I last wrote about Jason Haaheim (principal timpanist of the Metropolitan Opera Orchestra) when I mentioned his excellent blog article on mental models and using them for more effective practice.
He’s written another great blog article – not about mental models or deep work or deliberate practice.
It’s about something much more important – the role of arts, artists, and art organizations in social justice.
It’s a marvelous look at the role that art and artists have played in speaking truth to power in the past. But it also holds up a mirror at how most arts organizations have failed in that mission recently.
Here are a few selected quotes, but go read the whole thing. And once you’ve read it, pass it around – this is something that deserves to be heard by everyone in every arts organization.
…I believe a moment like this calls us to confront our fields’ deeply rooted scourges of racism and injustice. I’m writing this because I feel it’s important, and because I believe we have an unparalleled opportunity for profound individual and institutional change.
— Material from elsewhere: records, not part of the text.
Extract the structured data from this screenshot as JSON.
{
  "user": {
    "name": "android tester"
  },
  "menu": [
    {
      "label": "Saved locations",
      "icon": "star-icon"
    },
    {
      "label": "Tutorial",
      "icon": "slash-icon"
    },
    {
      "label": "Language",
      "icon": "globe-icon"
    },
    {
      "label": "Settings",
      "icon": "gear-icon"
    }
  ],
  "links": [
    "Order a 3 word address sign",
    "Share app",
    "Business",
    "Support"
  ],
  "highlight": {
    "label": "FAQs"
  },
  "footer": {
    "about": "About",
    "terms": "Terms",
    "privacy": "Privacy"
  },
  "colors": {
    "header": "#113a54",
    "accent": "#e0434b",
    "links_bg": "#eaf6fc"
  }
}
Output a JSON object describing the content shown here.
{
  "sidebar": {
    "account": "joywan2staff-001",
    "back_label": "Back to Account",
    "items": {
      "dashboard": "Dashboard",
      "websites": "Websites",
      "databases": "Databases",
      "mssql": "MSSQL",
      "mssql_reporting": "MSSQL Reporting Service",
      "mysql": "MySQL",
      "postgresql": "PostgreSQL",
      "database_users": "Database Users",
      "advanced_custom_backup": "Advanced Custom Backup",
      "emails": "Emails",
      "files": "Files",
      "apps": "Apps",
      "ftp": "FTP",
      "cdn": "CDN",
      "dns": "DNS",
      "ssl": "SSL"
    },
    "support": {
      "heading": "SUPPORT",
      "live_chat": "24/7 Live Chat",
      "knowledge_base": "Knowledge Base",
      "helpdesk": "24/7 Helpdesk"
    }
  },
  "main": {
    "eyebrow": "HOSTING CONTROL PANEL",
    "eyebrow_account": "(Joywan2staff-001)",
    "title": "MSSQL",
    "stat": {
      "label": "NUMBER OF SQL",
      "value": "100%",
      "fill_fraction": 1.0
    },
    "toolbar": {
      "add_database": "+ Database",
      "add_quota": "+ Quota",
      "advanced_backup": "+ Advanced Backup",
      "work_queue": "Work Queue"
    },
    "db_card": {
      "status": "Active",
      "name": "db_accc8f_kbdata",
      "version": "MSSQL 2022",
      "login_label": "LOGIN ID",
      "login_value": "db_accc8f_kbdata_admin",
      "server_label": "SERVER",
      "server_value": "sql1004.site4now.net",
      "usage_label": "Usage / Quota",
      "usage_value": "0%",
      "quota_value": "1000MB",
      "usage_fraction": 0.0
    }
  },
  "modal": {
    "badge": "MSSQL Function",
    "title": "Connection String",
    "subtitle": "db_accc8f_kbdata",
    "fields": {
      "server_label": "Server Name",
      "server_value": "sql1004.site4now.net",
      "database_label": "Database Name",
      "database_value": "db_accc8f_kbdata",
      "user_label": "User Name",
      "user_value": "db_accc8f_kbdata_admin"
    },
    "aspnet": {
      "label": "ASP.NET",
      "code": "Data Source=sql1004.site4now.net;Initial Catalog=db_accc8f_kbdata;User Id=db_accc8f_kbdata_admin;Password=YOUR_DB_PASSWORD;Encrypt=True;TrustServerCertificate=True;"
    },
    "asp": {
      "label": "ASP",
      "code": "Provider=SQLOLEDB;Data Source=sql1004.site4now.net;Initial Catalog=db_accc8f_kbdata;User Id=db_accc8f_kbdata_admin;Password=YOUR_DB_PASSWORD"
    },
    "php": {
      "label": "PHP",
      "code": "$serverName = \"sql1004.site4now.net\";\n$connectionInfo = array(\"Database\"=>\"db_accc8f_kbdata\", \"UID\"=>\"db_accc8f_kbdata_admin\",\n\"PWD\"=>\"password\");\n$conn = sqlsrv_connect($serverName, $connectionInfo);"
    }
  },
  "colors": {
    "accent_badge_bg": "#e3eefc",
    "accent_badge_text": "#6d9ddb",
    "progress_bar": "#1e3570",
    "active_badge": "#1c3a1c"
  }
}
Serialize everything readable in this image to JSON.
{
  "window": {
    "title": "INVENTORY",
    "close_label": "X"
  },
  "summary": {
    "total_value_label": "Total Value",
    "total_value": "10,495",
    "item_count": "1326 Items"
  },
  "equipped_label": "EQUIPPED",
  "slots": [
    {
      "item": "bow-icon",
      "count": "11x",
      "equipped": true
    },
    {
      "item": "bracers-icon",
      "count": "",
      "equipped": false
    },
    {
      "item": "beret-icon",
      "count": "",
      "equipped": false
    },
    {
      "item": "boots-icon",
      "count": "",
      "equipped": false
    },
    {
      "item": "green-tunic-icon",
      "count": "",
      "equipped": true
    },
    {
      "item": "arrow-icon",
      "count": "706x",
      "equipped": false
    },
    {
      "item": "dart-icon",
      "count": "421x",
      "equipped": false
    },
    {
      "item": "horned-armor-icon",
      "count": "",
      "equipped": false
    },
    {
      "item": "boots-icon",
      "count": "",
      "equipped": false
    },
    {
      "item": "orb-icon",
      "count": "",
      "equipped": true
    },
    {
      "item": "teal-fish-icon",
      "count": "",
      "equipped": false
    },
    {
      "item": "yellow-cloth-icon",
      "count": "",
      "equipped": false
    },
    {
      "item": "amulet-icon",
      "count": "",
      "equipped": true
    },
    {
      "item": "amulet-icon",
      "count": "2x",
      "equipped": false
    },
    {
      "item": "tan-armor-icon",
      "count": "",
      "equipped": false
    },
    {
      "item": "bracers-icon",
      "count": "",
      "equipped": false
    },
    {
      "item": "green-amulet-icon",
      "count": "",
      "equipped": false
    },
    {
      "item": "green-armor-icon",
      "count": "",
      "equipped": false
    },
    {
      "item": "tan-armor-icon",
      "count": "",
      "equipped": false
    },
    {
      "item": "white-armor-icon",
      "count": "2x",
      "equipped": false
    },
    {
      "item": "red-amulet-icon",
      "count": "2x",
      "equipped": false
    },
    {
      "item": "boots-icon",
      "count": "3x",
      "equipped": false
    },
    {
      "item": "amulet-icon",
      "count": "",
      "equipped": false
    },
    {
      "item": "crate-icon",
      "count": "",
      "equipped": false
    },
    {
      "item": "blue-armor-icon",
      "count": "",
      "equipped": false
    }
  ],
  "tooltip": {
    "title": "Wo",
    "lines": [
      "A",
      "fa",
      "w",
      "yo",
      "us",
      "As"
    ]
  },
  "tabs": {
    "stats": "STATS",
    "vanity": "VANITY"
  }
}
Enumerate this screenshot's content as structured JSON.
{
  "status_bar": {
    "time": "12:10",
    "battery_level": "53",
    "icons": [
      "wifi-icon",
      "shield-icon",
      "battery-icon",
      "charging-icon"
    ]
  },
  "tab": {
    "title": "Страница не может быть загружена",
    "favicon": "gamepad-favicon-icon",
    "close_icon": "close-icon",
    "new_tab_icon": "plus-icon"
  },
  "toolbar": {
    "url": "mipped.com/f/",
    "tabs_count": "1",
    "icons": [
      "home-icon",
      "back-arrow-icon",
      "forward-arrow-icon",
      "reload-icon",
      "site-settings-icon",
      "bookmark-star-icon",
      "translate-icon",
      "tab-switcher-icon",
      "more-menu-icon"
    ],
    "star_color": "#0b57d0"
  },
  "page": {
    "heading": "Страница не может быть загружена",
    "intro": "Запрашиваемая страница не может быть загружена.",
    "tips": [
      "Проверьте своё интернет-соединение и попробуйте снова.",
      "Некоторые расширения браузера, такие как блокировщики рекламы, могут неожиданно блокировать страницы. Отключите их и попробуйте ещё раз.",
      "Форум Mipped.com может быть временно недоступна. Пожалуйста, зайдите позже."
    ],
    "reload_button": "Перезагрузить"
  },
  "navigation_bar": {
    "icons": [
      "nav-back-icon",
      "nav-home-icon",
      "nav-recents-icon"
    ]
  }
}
I am not going to defend performing arts institutions.
…[E]ven within the limited perspective of white male opera composers, the works that have stood the test of time are decidedly pro-justice, pro-compassion, and pro-humanist. They are anti-tyranny and anti-brutality.
There is no abstract plane in which art exists divorced from politics and human experience. There is virtually no corner of my life that hasn’t been impacted by the politics of our last several years. We don’t get to live apart from that world — we are in it. And we are participants in the world just as much as past composers were participants in their worlds, both reflecting and refracting their experience of those times.